Despite the uptick, inflation remains well below the Bank of Ghana’s medium-term target band of 8 percent, plus or minus 2 percentage points. The Ministry of Finance had earlier noted that inflation declined sharply from 23.8 percent in December 2024 to 3.2 percent in March 2026, the lowest level since the 2021 rebasing.
Dr Forson argued that Ghana is better placed than in previous periods of external stress because the country has built stronger reserve buffers while benefiting from favourable commodity prices.
“The good news is that in Ghana, we do not have subsidies on petroleum products. But the good news is that we have built some significant reserves,” he said.
The minister added that rising gold production and elevated global gold prices are strengthening Ghana’s external position and helping to support foreign exchange liquidity for critical imports.
“Our gold production is also going up and gold prices are also very high. And so Ghana is in a comfortable position to be able to withstand those shocks,” he said.
Dr Forson nevertheless conceded that price pressures could intensify modestly in the coming months if higher energy and transport costs pass through the economy.
“Where I think we may see a bit of pressure will be on the back of inflation,” he said, adding, “I don’t think the country’s inflation will exceed 5 percent by the end of the year.”
The Finance Minister also pointed to stronger export earnings, including cocoa, gold and crude oil receipts, as stabilising factors for the cedi and domestic prices.
The Bank of Ghana has already signalled caution over the external environment. In its March 2026 Monetary Policy Report, the central bank warned that geopolitical developments in the Middle East could reverse the downward path of global inflation, particularly through higher crude oil prices.
That caution has shaped recent monetary policy.
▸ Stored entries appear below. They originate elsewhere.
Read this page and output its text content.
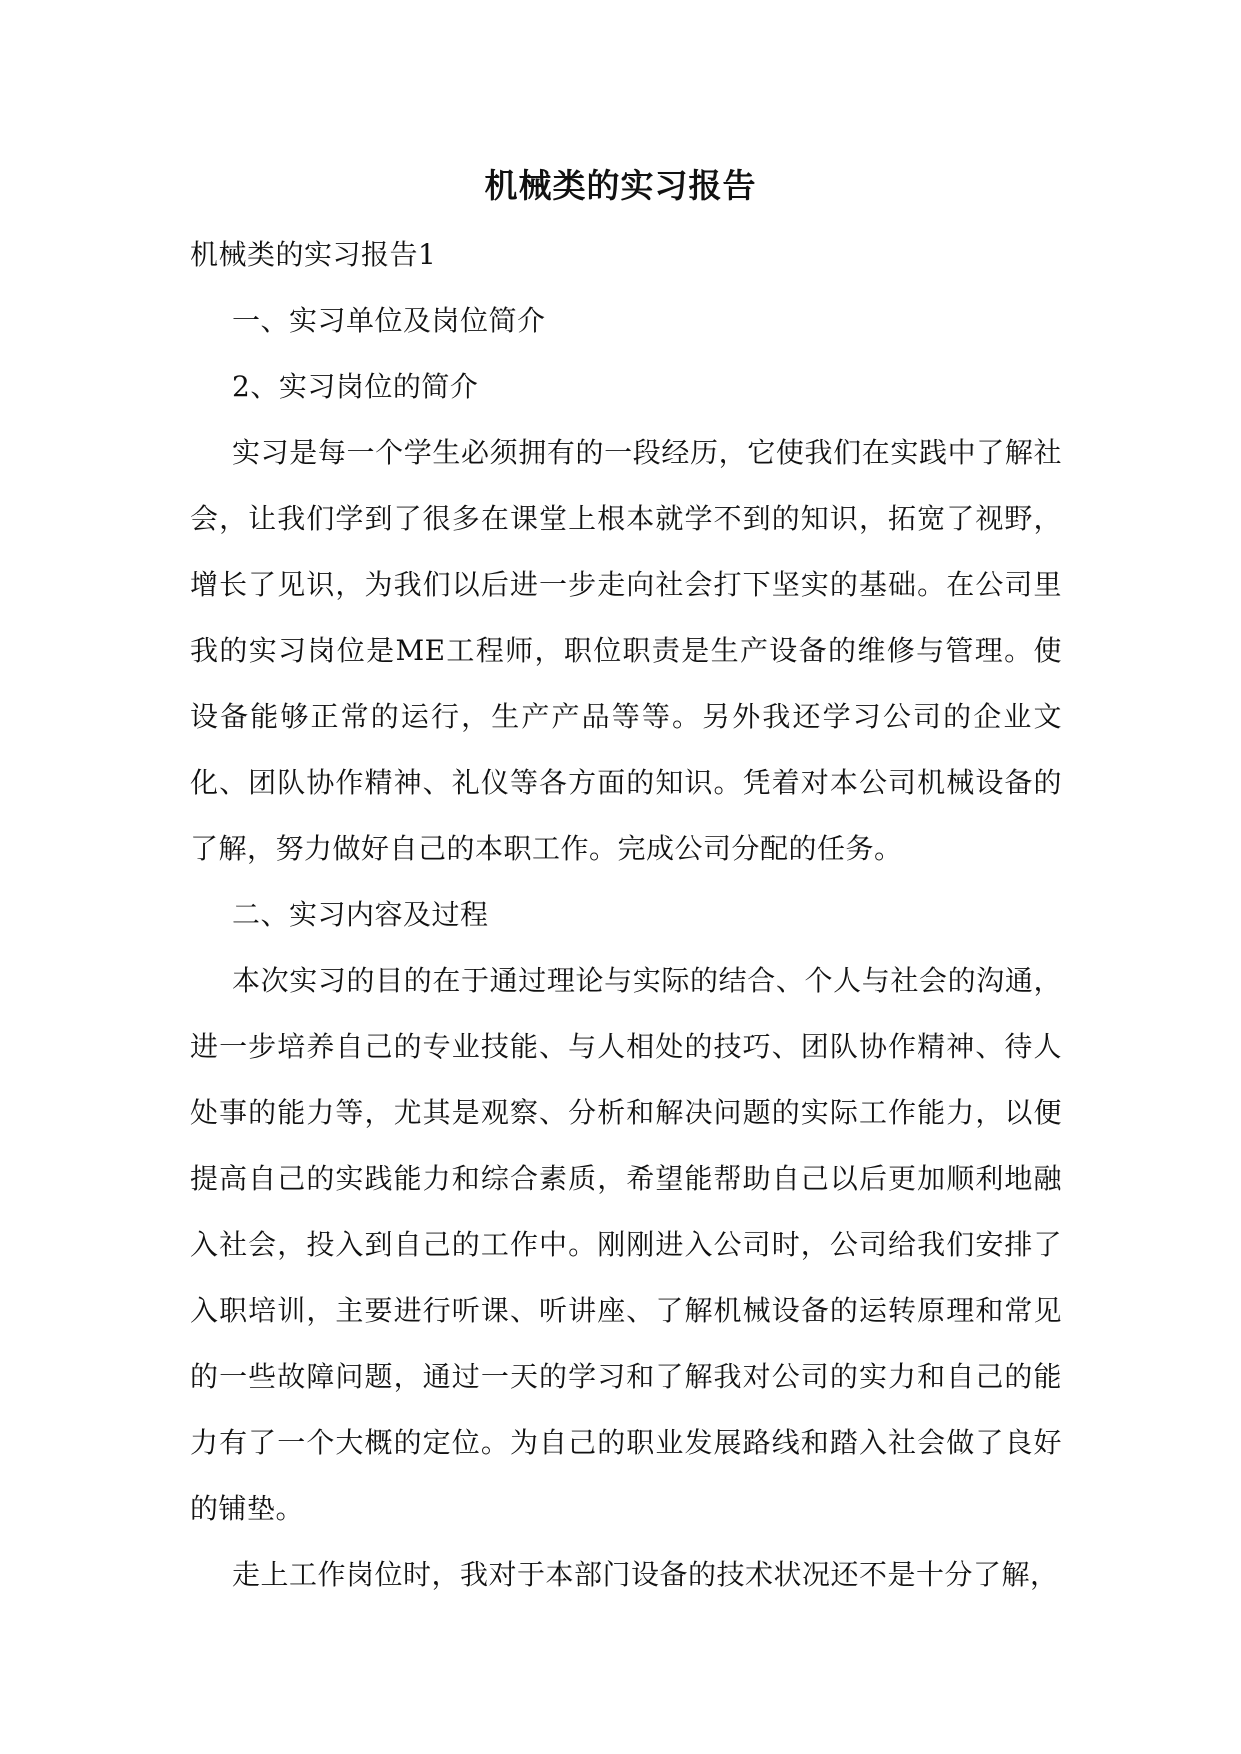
机械类的实习报告

机械类的实习报告1

一、实习单位及岗位简介

2、实习岗位的简介

实习是每一个学生必须拥有的一段经历，它使我们在实践中了解社会，让我们学到了很多在课堂上根本就学不到的知识，拓宽了视野，增长了见识，为我们以后进一步走向社会打下坚实的基础。在公司里我的实习岗位是ME工程师，职位职责是生产设备的维修与管理。使设备能够正常的运行，生产产品等等。另外我还学习公司的企业文化、团队协作精神、礼仪等各方面的知识。凭着对本公司机械设备的了解，努力做好自己的本职工作。完成公司分配的任务。

二、实习内容及过程

本次实习的目的在于通过理论与实际的结合、个人与社会的沟通，进一步培养自己的专业技能、与人相处的技巧、团队协作精神、待人处事的能力等，尤其是观察、分析和解决问题的实际工作能力，以便提高自己的实践能力和综合素质，希望能帮助自己以后更加顺利地融入社会，投入到自己的工作中。刚刚进入公司时，公司给我们安排了入职培训，主要进行听课、听讲座、了解机械设备的运转原理和常见的一些故障问题，通过一天的学习和了解我对公司的实力和自己的能力有了一个大概的定位。为自己的职业发展路线和踏入社会做了良好的铺垫。

走上工作岗位时，我对于本部门设备的技术状况还不是十分了解，
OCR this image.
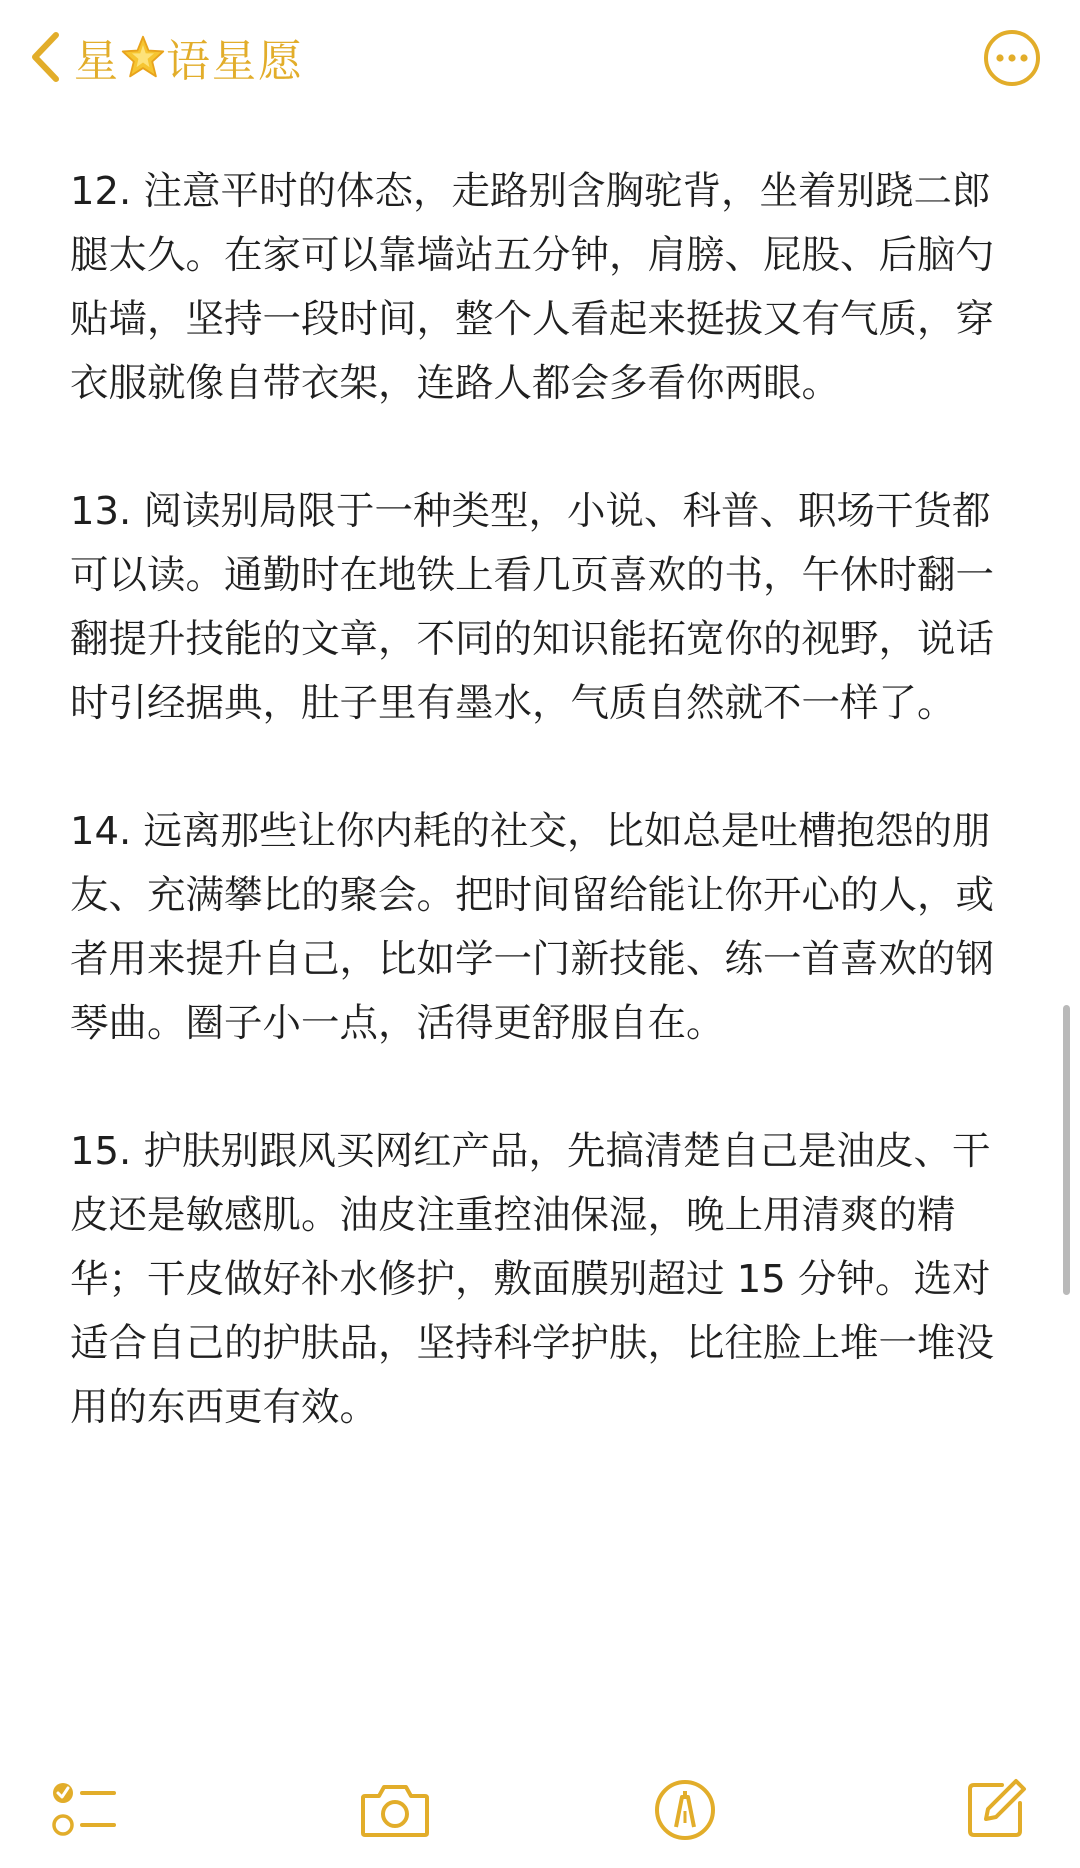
星 语星愿

12. 注意平时的体态，走路别含胸驼背，坐着别跷二郎腿太久。在家可以靠墙站五分钟，肩膀、屁股、后脑勺贴墙，坚持一段时间，整个人看起来挺拔又有气质，穿衣服就像自带衣架，连路人都会多看你两眼。

13. 阅读别局限于一种类型，小说、科普、职场干货都可以读。通勤时在地铁上看几页喜欢的书，午休时翻一翻提升技能的文章，不同的知识能拓宽你的视野，说话时引经据典，肚子里有墨水，气质自然就不一样了。

14. 远离那些让你内耗的社交，比如总是吐槽抱怨的朋友、充满攀比的聚会。把时间留给能让你开心的人，或者用来提升自己，比如学一门新技能、练一首喜欢的钢琴曲。圈子小一点，活得更舒服自在。

15. 护肤别跟风买网红产品，先搞清楚自己是油皮、干皮还是敏感肌。油皮注重控油保湿，晚上用清爽的精华；干皮做好补水修护，敷面膜别超过 15 分钟。选对适合自己的护肤品，坚持科学护肤，比往脸上堆一堆没用的东西更有效。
After earlier rate cuts, the central bank kept its policy rate unchanged at 14 percent, citing renewed risks from higher crude oil prices and supply-chain disruptions linked to the Middle East conflict.
For Ghana, the Finance Minister’s confidence rests on a simple proposition: stronger reserves, improved export receipts and the absence of petroleum subsidies should reduce the fiscal and foreign exchange pressures that have historically amplified external shocks.
But the test will come if global oil prices remain elevated for a prolonged period. A sustained rise in fuel prices could still filter into transport costs, food prices, fertiliser costs and general business expenses.
For now, however, government is betting that Ghana’s recent macroeconomic gains are strong enough to absorb the shock without allowing inflation to return to the double-digit levels that defined the country’s earlier cost-of-living crisis.